Den Haag. Die Shell Oil Company muss mehrere nigerianische Landwirte für die Verschmutzung des Landes entschädigen. Ein Berufungsgericht in Den Haag, Niederlande, entschied am Freitag, dass die Tochtergesellschaft in Nigeria für die Folgen von Undichtigkeiten in Pipelines verantwortlich ist, die Trinkwasser und Ackerland im Nigerdelta kontaminierten. Vier nigerianische Landwirte und die Umweltorganisation „Friends of the Earth“ verklagten die Gruppe 2008 und das Urteil wurde nun gewonnen. Das Urteil gilt als wegweisend für die Haftung und Verantwortung großer Unternehmen.
Das Gericht in Den Haag, dem Sitz der britisch-niederländischen Muttergesellschaft Shell, entschied, dass Shell in Nigeria zumindest einen Teil des Schadens in den drei Dörfern Goi, Oruma und Ikot Ada Udo zahlen muss. Die Höhe der Ausgleichszahlungen wird zu einem späteren Zeitpunkt festgelegt. Darüber hinaus forderte das Gericht, dass die Muttergesellschaft und ihre Tochtergesellschaften ein besseres Warnsystem installieren, mit dem Leckagen in Zukunft schneller erkannt und Umweltschäden durch austretendes Öl begrenzt werden können.
Warnung für internationale Unternehmen
Das Urteil ist ein Sieg für das gesamte Nigerdelta, sagte einer der vier Kläger, Eric Dooh. Der Anwalt der Landwirte, Prinz Chima Williams, sagte, die Entscheidung habe den Ölfirmen gezeigt, dass sie nicht ungestraft davonkommen könnten und dass auch sie zur Rechenschaft gezogen werden könnten. Der Direktor von Friends of the Earth in den Niederlanden, Daniel Pols, war ebenfalls begeistert. Das Urteil warnt alle internationalen Unternehmen davor, die Menschenrechts- und Umweltschutzverpflichtungen in Entwicklungsländern einzuhalten. Ein Shell-Sprecher bedauerte das Urteil. „Wir glauben weiterhin, dass die Lecks in Oruma und Goi das Ergebnis von Sabotage waren.“ Das Unternehmen konnte immer noch vor das oberste Gericht des Landes gehen.
Aufgrund der schlechten Instandhaltung der Infrastruktur verlieren Pipelines in Nigeria immer wieder Öl. Den Klägern zufolge hat dies das Trinkwasser kontaminiert, Fischbestände in Gewässern getötet und Ackerland unbrauchbar gemacht. Durch die unzureichende Sicherung der Anlagen bohren Kriminelle auch in die Leitungen, in denen auch Öl austritt. Laut Friends of the Earth sind allein im Nigerdelta mehr als elf Millionen Barrel Öl verschüttet worden, was den Lebensunterhalt von Tausenden von Menschen zerstört hat.

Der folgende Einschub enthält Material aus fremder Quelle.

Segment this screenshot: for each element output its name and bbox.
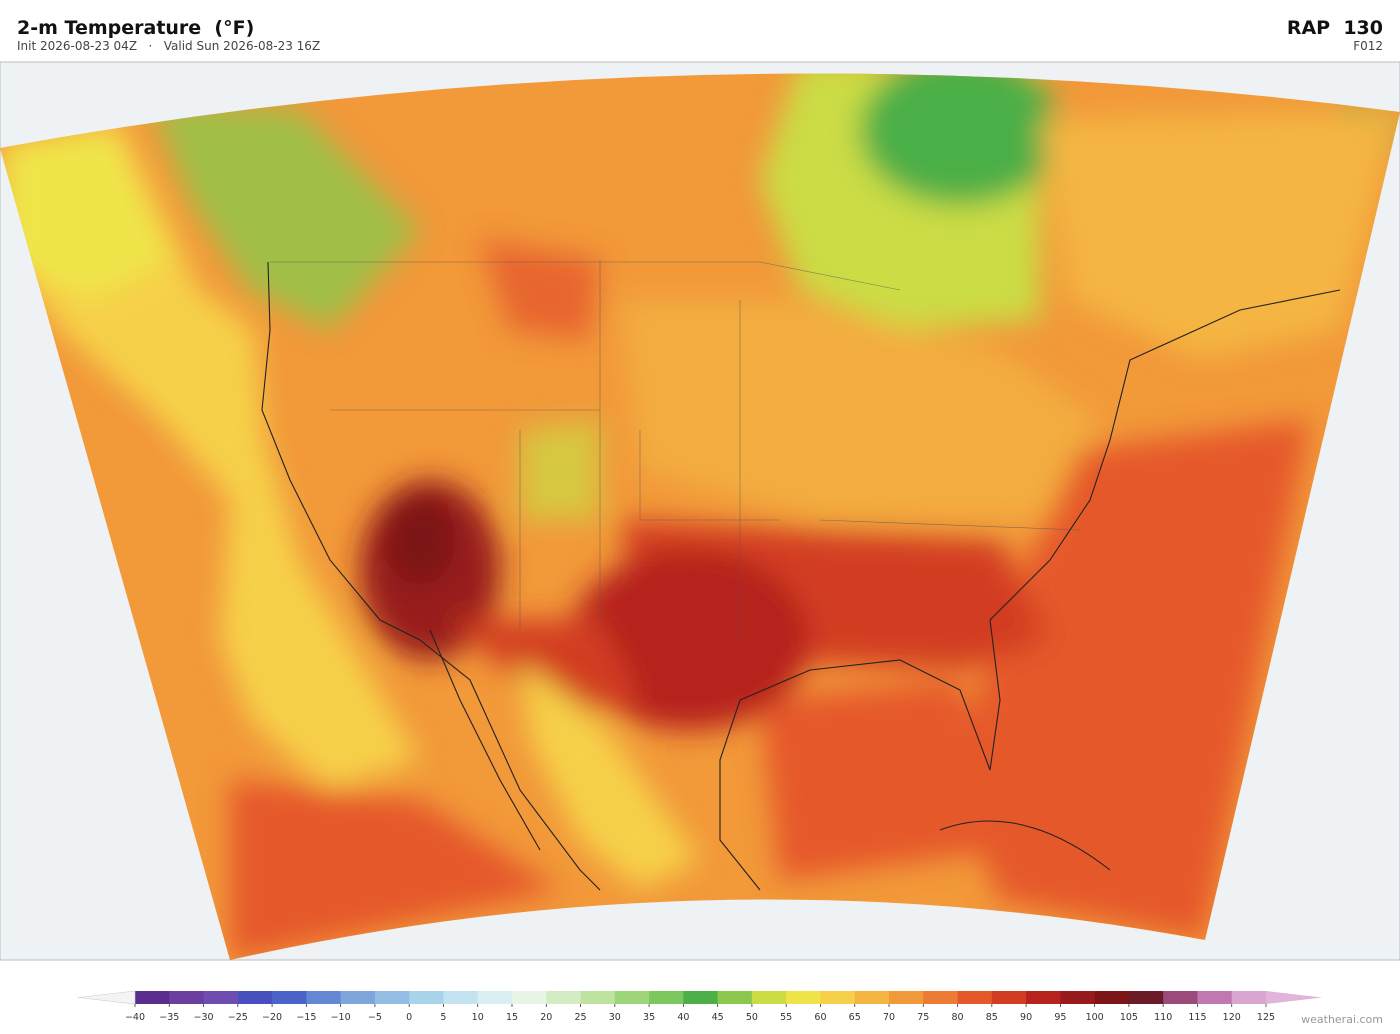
colorbar-tick-label: 85	[986, 1012, 998, 1023]
colorbar-bin	[923, 991, 959, 1004]
colorbar-extend-low	[77, 990, 136, 1005]
colorbar-bin	[991, 991, 1027, 1004]
colorbar-bin	[340, 991, 376, 1004]
colorbar-tick-label: 30	[609, 1012, 621, 1023]
temperature-field	[0, 73, 1400, 960]
colorbar-bin	[1163, 991, 1198, 1004]
colorbar-bin	[1026, 991, 1061, 1004]
colorbar-tick-label: 55	[780, 1012, 792, 1023]
colorbar-bin	[272, 991, 307, 1004]
colorbar-bin	[237, 991, 273, 1004]
colorbar-tick-label: −30	[194, 1012, 214, 1023]
colorbar-tick-label: −15	[296, 1012, 316, 1023]
colorbar-tick-label: 60	[814, 1012, 826, 1023]
colorbar-bin	[374, 991, 410, 1004]
borders	[270, 260, 1081, 640]
colorbar-bin	[614, 991, 650, 1004]
colorbar-tick-label: −35	[159, 1012, 179, 1023]
colorbar-bin	[683, 991, 719, 1004]
colorbar-bin	[409, 991, 444, 1004]
colorbar-tick-label: 10	[472, 1012, 484, 1023]
colorbar-tick-label: 25	[574, 1012, 586, 1023]
colorbar-tick-label: 15	[506, 1012, 518, 1023]
colorbar-bin	[717, 991, 753, 1004]
colorbar-bin	[169, 991, 205, 1004]
colorbar-tick-label: 50	[746, 1012, 758, 1023]
colorbar-bin	[546, 991, 582, 1004]
coastlines	[261, 261, 1341, 891]
colorbar-tick-label: 90	[1020, 1012, 1032, 1023]
colorbar-bin	[751, 991, 787, 1004]
colorbar-bin	[477, 991, 513, 1004]
colorbar-tick-label: 110	[1154, 1012, 1172, 1023]
forecast-hour: F012	[1353, 39, 1383, 53]
colorbar-tick-label: 45	[712, 1012, 724, 1023]
colorbar-tick-label: 100	[1086, 1012, 1104, 1023]
colorbar-bin	[580, 991, 616, 1004]
colorbar-bin	[1197, 991, 1233, 1004]
colorbar-tick-label: 80	[951, 1012, 963, 1023]
colorbar-tick-label: 105	[1120, 1012, 1138, 1023]
colorbar-bin	[203, 991, 239, 1004]
watermark: weatherai.com	[1301, 1013, 1383, 1026]
colorbar-bin	[889, 991, 924, 1004]
colorbar-bin	[306, 991, 342, 1004]
colorbar-bin	[1128, 991, 1164, 1004]
colorbar-bin	[512, 991, 547, 1004]
title: 2-m Temperature (°F)	[17, 17, 254, 39]
colorbar-tick-label: 0	[406, 1012, 412, 1023]
colorbar-bin	[854, 991, 890, 1004]
colorbar-tick-label: 75	[917, 1012, 929, 1023]
colorbar-bin	[820, 991, 856, 1004]
colorbar-bin	[1060, 991, 1096, 1004]
colorbar-tick-label: 65	[849, 1012, 861, 1023]
colorbar-tick-label: −20	[262, 1012, 282, 1023]
model-label: RAP 130	[1287, 17, 1383, 39]
colorbar-tick-label: 70	[883, 1012, 895, 1023]
colorbar-bin	[1094, 991, 1130, 1004]
colorbar: −40 −35 −30 −25 −20 −15 −10 −5 0 5 10 15 20 25 30 35 40 4…	[77, 990, 1322, 1023]
colorbar-tick-label: 35	[643, 1012, 655, 1023]
colorbar-tick-label: −25	[228, 1012, 248, 1023]
colorbar-tick-label: −10	[331, 1012, 351, 1023]
colorbar-tick-label: 5	[440, 1012, 446, 1023]
colorbar-tick-label: −40	[125, 1012, 145, 1023]
subtitle: Init 2026-08-23 04Z · Valid Sun 2026-08-…	[17, 39, 320, 53]
colorbar-tick-label: 120	[1223, 1012, 1241, 1023]
colorbar-extend-high	[1266, 991, 1322, 1004]
colorbar-tick-label: 20	[540, 1012, 552, 1023]
colorbar-bin	[649, 991, 684, 1004]
colorbar-tick-label: 40	[677, 1012, 689, 1023]
colorbar-bin	[443, 991, 479, 1004]
colorbar-bin	[1231, 991, 1267, 1004]
colorbar-tick-label: 95	[1054, 1012, 1066, 1023]
colorbar-bin	[135, 991, 170, 1004]
colorbar-tick-label: −5	[368, 1012, 382, 1023]
colorbar-bin	[957, 991, 993, 1004]
colorbar-tick-label: 115	[1188, 1012, 1206, 1023]
colorbar-tick-label: 125	[1257, 1012, 1275, 1023]
colorbar-bin	[786, 991, 821, 1004]
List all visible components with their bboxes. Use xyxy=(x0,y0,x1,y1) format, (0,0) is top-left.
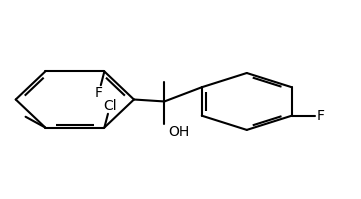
Text: OH: OH xyxy=(168,125,189,139)
Text: Cl: Cl xyxy=(103,99,117,113)
Text: F: F xyxy=(317,109,325,123)
Text: F: F xyxy=(95,86,103,100)
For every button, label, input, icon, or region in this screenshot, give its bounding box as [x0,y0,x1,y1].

Mehrere Verfahren gegen Shell
Shell hatte die Verantwortung für die Lecks abgelehnt. Das Gericht wies am Freitag das Argument des Unternehmens zurück, dass die Lecks durch Sabotage verursacht worden seien und Shell daher nicht für die Folgen verantwortlich sei. Das Unternehmen konnte nicht genügend Beweise für Sabotage in Goi und Oruma vorlegen, heißt es in dem Urteil. Sabotage wurde in Ikot Ada Udo nachgewiesen, aber das Gericht bat um weitere Beweise und möchte zu einem späteren Zeitpunkt entscheiden, ob Shell noch dafür verantwortlich gemacht werden kann.
Gegen Shell laufen derzeit mehrere Verfahren. In einem weiteren Prozess in Den Haag wird das Unternehmen beschuldigt, 1995 an der Hinrichtung nigerianischer Aktivisten beteiligt gewesen zu sein, die gegen die Ölförderung im Nigerdelta protestierten. Im Dezember begann eine Klage gegen das Unternehmen wegen des Beitrags von Shell zum Klimawandel.